A global model of particle acceleration at pulsar wind termination shocks

TL;DR

This study uses large-scale simulations to reveal how the global magnetic field structure influences particle acceleration in pulsar wind nebulae, highlighting shear flows and turbulence as key mechanisms for producing high-energy particles.

Contribution

It demonstrates that large-scale anisotropic magnetic fields and downstream flow dynamics are essential for efficient particle acceleration in relativistic shocks, challenging local plane parallel models.

Findings

Efficient nonthermal particle acceleration via shear-flow mechanisms.

Spectrum hardens with increasing magnetization, similar to reconnection studies.

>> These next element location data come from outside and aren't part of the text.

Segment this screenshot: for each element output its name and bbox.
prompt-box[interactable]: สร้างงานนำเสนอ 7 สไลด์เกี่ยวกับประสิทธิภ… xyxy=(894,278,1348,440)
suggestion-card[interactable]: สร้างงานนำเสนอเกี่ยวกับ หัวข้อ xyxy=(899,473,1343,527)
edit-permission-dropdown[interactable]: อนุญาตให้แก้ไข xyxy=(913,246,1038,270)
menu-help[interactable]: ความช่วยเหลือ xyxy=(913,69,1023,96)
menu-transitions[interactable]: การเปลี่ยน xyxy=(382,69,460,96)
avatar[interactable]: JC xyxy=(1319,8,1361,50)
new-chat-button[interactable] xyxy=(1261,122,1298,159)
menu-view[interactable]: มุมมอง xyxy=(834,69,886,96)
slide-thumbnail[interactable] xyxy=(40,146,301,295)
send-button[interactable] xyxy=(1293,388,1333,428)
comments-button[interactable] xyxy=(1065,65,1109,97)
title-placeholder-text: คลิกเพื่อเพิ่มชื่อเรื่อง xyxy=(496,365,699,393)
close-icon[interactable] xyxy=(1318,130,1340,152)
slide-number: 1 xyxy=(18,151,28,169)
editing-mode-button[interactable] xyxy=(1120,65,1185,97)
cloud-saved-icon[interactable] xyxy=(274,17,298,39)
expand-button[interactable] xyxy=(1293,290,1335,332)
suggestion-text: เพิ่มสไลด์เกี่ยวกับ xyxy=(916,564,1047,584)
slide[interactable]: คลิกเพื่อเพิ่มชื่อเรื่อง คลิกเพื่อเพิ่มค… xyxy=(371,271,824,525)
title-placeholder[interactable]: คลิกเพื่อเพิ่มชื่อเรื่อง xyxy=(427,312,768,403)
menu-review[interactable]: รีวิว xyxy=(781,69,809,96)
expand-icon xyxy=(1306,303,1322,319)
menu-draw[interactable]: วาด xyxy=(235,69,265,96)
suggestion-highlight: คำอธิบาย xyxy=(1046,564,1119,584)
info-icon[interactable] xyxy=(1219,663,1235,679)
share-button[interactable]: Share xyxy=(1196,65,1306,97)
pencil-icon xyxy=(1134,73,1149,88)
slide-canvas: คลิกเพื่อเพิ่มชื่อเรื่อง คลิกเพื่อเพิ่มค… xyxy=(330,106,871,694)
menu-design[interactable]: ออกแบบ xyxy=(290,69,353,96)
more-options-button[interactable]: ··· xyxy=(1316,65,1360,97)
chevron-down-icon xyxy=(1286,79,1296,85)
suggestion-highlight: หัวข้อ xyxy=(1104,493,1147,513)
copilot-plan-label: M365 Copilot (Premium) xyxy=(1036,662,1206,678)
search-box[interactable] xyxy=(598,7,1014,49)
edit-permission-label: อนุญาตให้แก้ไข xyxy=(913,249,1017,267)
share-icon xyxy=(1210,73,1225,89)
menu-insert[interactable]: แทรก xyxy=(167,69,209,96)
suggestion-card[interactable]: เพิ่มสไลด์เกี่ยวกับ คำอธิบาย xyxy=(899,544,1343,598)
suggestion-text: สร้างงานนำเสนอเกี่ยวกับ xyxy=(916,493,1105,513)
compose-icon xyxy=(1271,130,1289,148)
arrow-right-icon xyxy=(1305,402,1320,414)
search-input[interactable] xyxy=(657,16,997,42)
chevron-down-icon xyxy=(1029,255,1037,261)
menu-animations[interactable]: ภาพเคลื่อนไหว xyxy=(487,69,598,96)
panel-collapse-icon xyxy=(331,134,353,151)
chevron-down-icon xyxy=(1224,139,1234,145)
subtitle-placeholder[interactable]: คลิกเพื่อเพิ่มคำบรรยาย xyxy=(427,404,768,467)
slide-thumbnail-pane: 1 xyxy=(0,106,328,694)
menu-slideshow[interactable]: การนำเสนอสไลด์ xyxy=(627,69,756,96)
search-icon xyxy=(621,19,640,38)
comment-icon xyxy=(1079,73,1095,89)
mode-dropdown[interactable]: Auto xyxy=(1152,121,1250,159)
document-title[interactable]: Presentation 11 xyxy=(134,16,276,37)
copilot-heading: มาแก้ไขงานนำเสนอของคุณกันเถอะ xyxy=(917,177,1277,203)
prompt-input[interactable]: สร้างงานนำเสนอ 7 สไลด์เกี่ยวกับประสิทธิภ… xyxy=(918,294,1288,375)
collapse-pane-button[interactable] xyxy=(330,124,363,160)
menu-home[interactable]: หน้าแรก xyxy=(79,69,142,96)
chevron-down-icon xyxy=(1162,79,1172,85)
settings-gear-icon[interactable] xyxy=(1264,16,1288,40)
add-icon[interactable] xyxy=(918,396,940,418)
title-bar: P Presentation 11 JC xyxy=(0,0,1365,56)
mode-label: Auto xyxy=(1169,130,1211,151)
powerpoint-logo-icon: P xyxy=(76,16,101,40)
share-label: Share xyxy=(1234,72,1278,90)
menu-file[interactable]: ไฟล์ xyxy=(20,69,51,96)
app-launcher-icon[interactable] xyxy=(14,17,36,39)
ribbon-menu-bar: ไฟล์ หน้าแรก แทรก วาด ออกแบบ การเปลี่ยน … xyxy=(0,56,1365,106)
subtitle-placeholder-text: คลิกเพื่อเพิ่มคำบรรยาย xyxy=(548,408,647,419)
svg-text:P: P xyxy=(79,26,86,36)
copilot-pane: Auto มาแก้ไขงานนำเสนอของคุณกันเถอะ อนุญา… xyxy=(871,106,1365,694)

Formation of cavities at the shock front leads to high-energy particle surfing.

Abstract

Pulsar wind nebulae are efficient particle accelerators, and yet the processes at work remain elusive. Self-generated, microturbulence is too weak in relativistic magnetized shocks to accelerate particles over a wide energy range, suggesting that the global dynamics of the nebula may be involved in the acceleration process instead. In this work, we study the role played by the large-scale anisotropy of the transverse magnetic field profile on the shock dynamics. We performed large two-dimensional particle-in-cell simulations for a wide range of upstream plasma magnetizations. A large-scale velocity shear and current sheets form in the equatorial regions and at the poles, where they drive strong plasma turbulence via Kelvin-Helmholtz vortices and kinks. The mixing of current sheets in the downstream flow leads to efficient nonthermal particle acceleration. The power-law spectrum hardens with increasing magnetization, akin to those found in relativistic reconnection and kinetic turbulence studies. The high end of the spectrum is composed of particles surfing on the wake produced by elongated spearhead-shaped cavities forming at the shock front and piercing through the upstream flow. These particles are efficiently accelerated via the shear-flow acceleration mechanism near the Bohm limit. Magnetized relativistic shocks are very efficient particle accelerators. Capturing the global dynamics of the downstream flow is crucial to understanding them, and therefore local plane parallel studies may not be appropriate for pulsar wind nebulae and possibly other astrophysical relativistic magnetized shocks. A natural outcome of such shocks is a variable and Doppler-boosted synchrotron emission at the high end of the spectrum originating from the shock-front cavities, reminiscent of the mysterious Crab Nebula gamma-ray flares.